On the spectrum  of from left to right - no matter how,  in this case, left and right  ( and right and wrong) are defined, how do we  - you and me and the rest of us fit in to this picture  of what could or should reasonably be expected of us, post-colonial citizens , this matter for our serious consideration The Empire Strikes Back - written by the man who was struck by some of the uncle-tom kind of questions you asked about colonialism in this thread  and that he  took up in this blog piece - please click on the title itself : Colonialism: What If?

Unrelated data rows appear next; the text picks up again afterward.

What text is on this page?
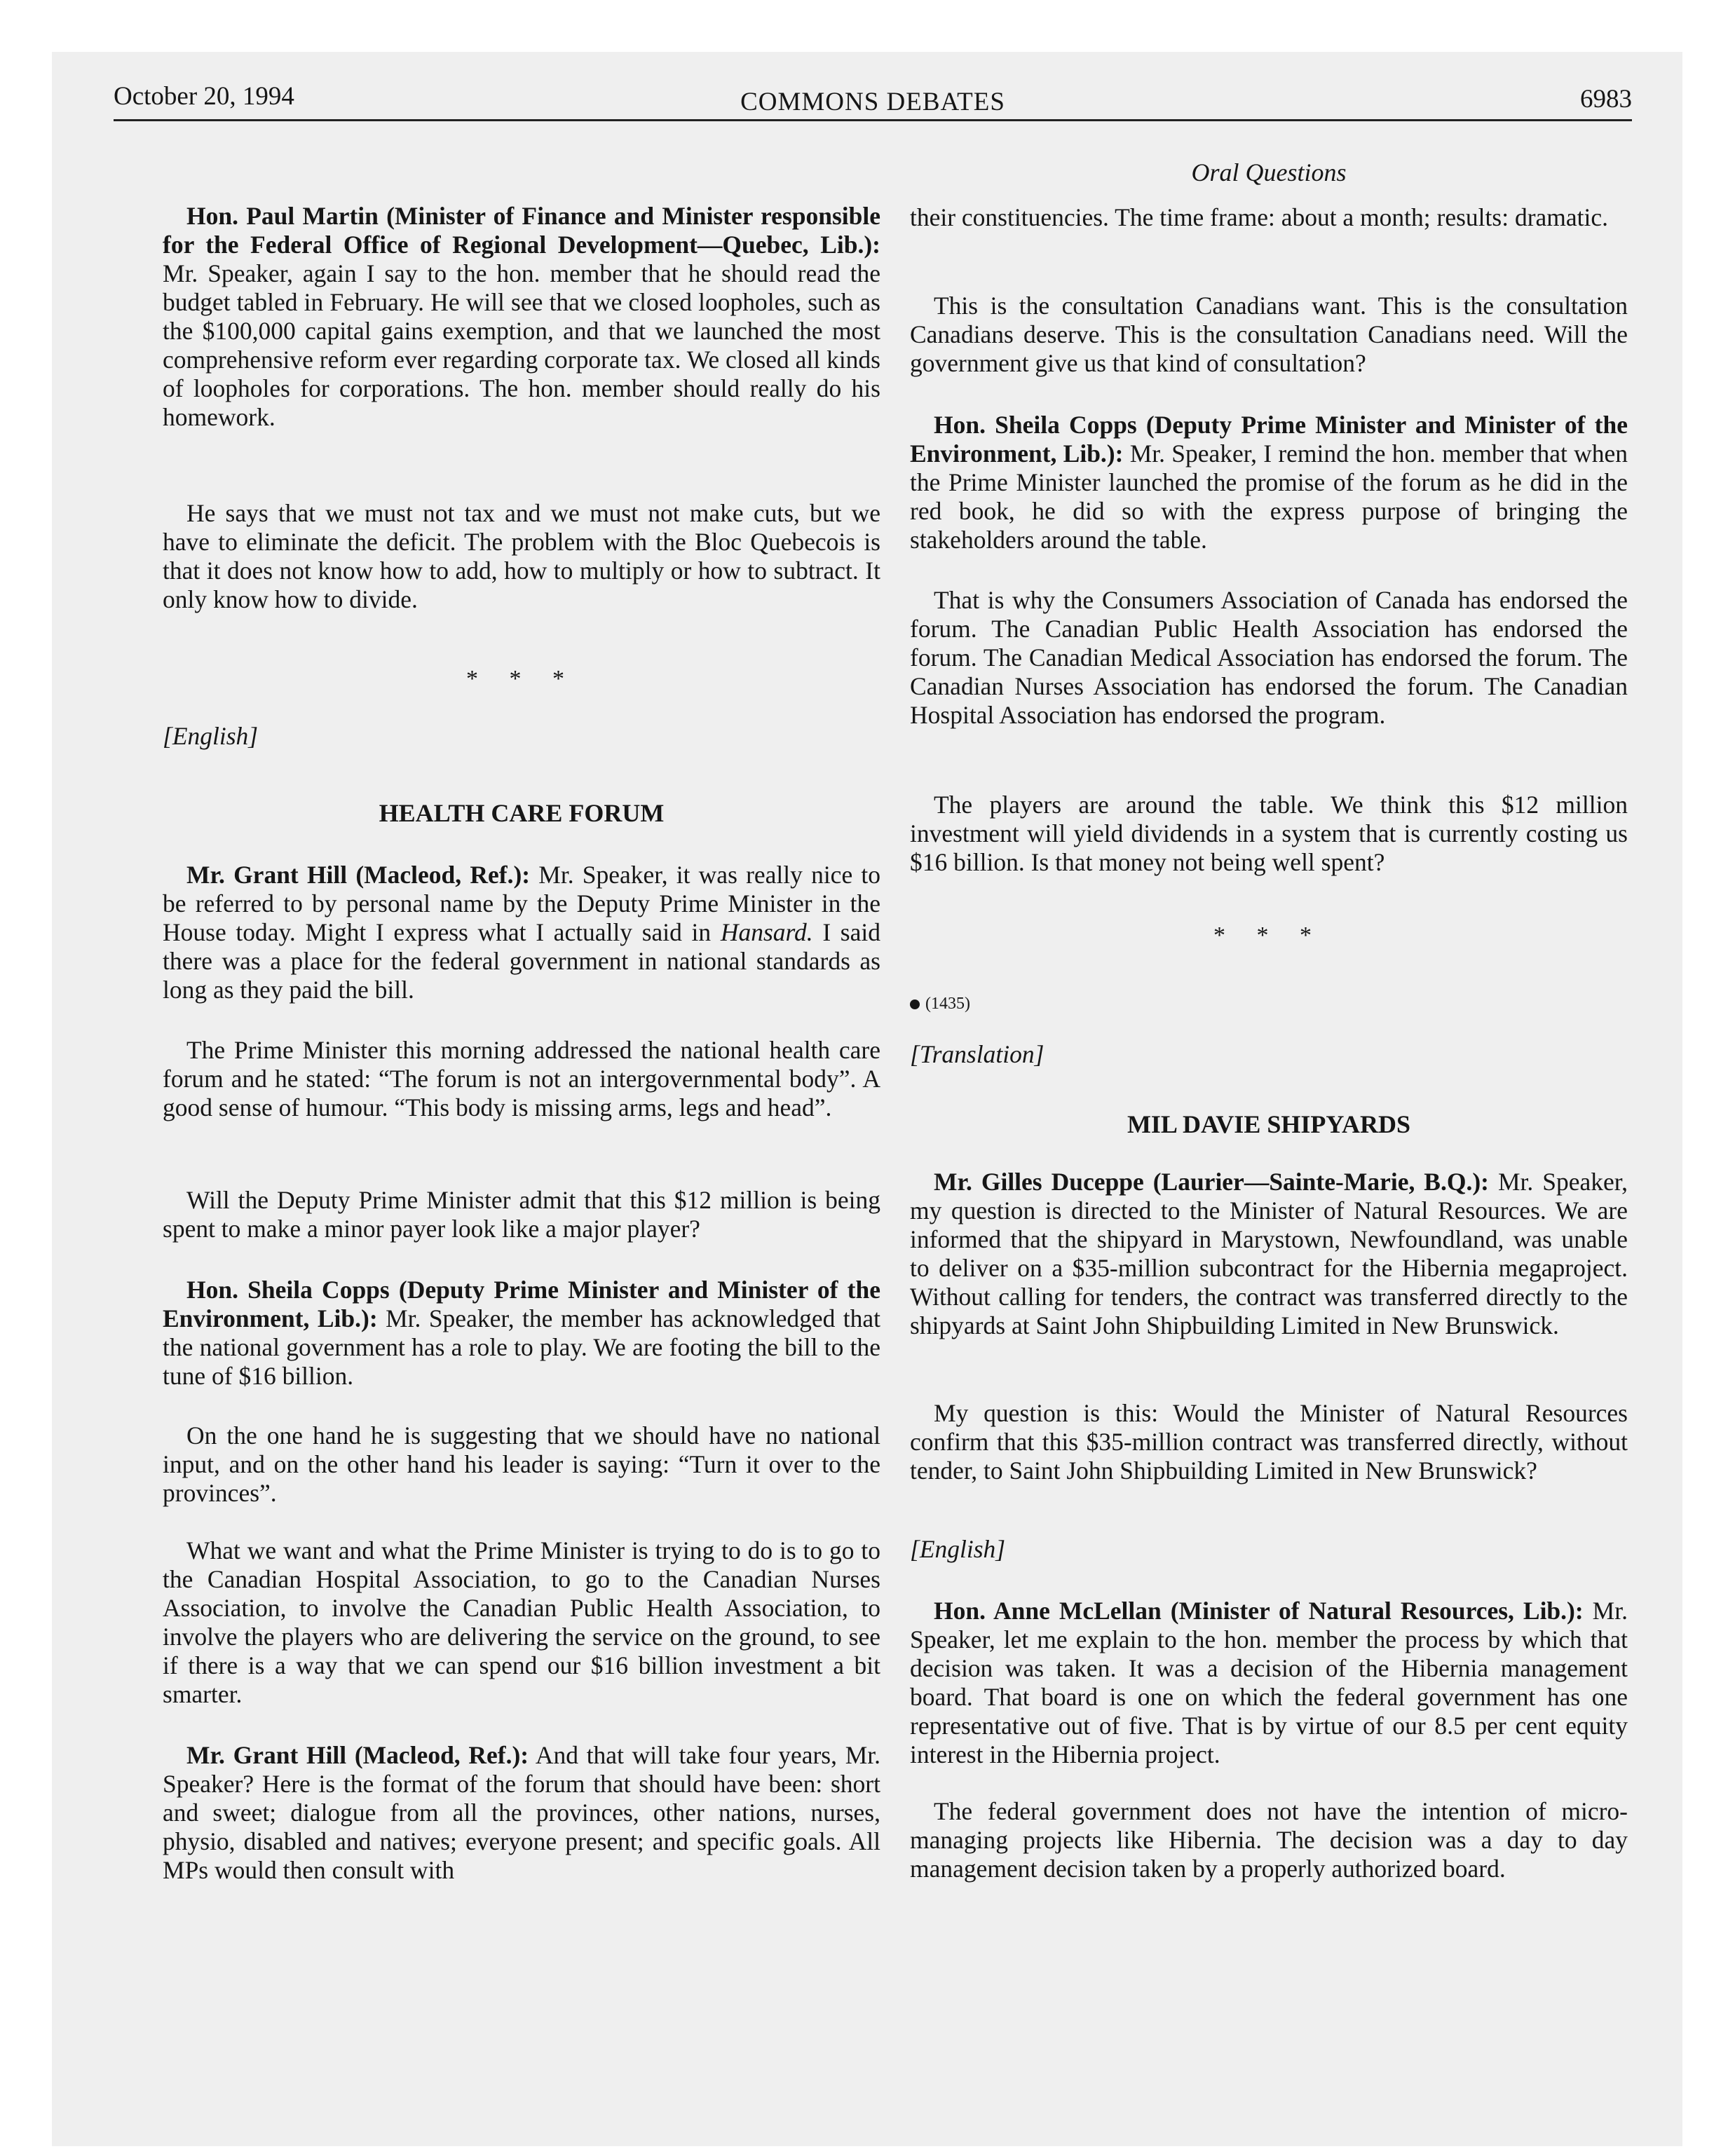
October 20, 1994	COMMONS DEBATES	6983

Hon. Paul Martin (Minister of Finance and Minister responsible for the Federal Office of Regional Development—Quebec, Lib.): Mr. Speaker, again I say to the hon. member that he should read the budget tabled in February. He will see that we closed loopholes, such as the $100,000 capital gains exemption, and that we launched the most comprehensive reform ever regarding corporate tax. We closed all kinds of loopholes for corporations. The hon. member should really do his homework.

He says that we must not tax and we must not make cuts, but we have to eliminate the deficit. The problem with the Bloc Quebecois is that it does not know how to add, how to multiply or how to subtract. It only know how to divide.

* * *
[English]
HEALTH CARE FORUM

Mr. Grant Hill (Macleod, Ref.): Mr. Speaker, it was really nice to be referred to by personal name by the Deputy Prime Minister in the House today. Might I express what I actually said in Hansard. I said there was a place for the federal government in national standards as long as they paid the bill.

The Prime Minister this morning addressed the national health care forum and he stated: “The forum is not an intergovernmental body”. A good sense of humour. “This body is missing arms, legs and head”.

Will the Deputy Prime Minister admit that this $12 million is being spent to make a minor payer look like a major player?

Hon. Sheila Copps (Deputy Prime Minister and Minister of the Environment, Lib.): Mr. Speaker, the member has acknowledged that the national government has a role to play. We are footing the bill to the tune of $16 billion.

On the one hand he is suggesting that we should have no national input, and on the other hand his leader is saying: “Turn it over to the provinces”.

What we want and what the Prime Minister is trying to do is to go to the Canadian Hospital Association, to go to the Canadian Nurses Association, to involve the Canadian Public Health Association, to involve the players who are delivering the service on the ground, to see if there is a way that we can spend our $16 billion investment a bit smarter.

Mr. Grant Hill (Macleod, Ref.): And that will take four years, Mr. Speaker? Here is the format of the forum that should have been: short and sweet; dialogue from all the provinces, other nations, nurses, physio, disabled and natives; everyone present; and specific goals. All MPs would then consult with

Oral Questions

their constituencies. The time frame: about a month; results: dramatic.

This is the consultation Canadians want. This is the consultation Canadians deserve. This is the consultation Canadians need. Will the government give us that kind of consultation?

Hon. Sheila Copps (Deputy Prime Minister and Minister of the Environment, Lib.): Mr. Speaker, I remind the hon. member that when the Prime Minister launched the promise of the forum as he did in the red book, he did so with the express purpose of bringing the stakeholders around the table.

That is why the Consumers Association of Canada has endorsed the forum. The Canadian Public Health Association has endorsed the forum. The Canadian Medical Association has endorsed the forum. The Canadian Nurses Association has endorsed the forum. The Canadian Hospital Association has endorsed the program.

The players are around the table. We think this $12 million investment will yield dividends in a system that is currently costing us $16 billion. Is that money not being well spent?

* * *
(1435)
[Translation]
MIL DAVIE SHIPYARDS

Mr. Gilles Duceppe (Laurier—Sainte-Marie, B.Q.): Mr. Speaker, my question is directed to the Minister of Natural Resources. We are informed that the shipyard in Marystown, Newfoundland, was unable to deliver on a $35-million subcontract for the Hibernia megaproject. Without calling for tenders, the contract was transferred directly to the shipyards at Saint John Shipbuilding Limited in New Brunswick.

My question is this: Would the Minister of Natural Resources confirm that this $35-million contract was transferred directly, without tender, to Saint John Shipbuilding Limited in New Brunswick?

[English]

Hon. Anne McLellan (Minister of Natural Resources, Lib.): Mr. Speaker, let me explain to the hon. member the process by which that decision was taken. It was a decision of the Hibernia management board. That board is one on which the federal government has one representative out of five. That is by virtue of our 8.5 per cent equity interest in the Hibernia project.

The federal government does not have the intention of micro-managing projects like Hibernia. The decision was a day to day management decision taken by a properly authorized board.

Nigeria  -in a way simultaneously a microcosm and macrocosm of Africa, is a very complex country,  and although the problems are very easily diagnosed and clear for all to see,  it’s really only the tradition / culture of corruption  - and mass ignorance that’s blocking the way to a peaceful solution/ resolution of all the problems. In the meantime the word REVOLUTION scares the people at the top, sometimes referred to as “ the Corrupt elite" - which Muhammadu Buhari referred to in that Achebe Interview.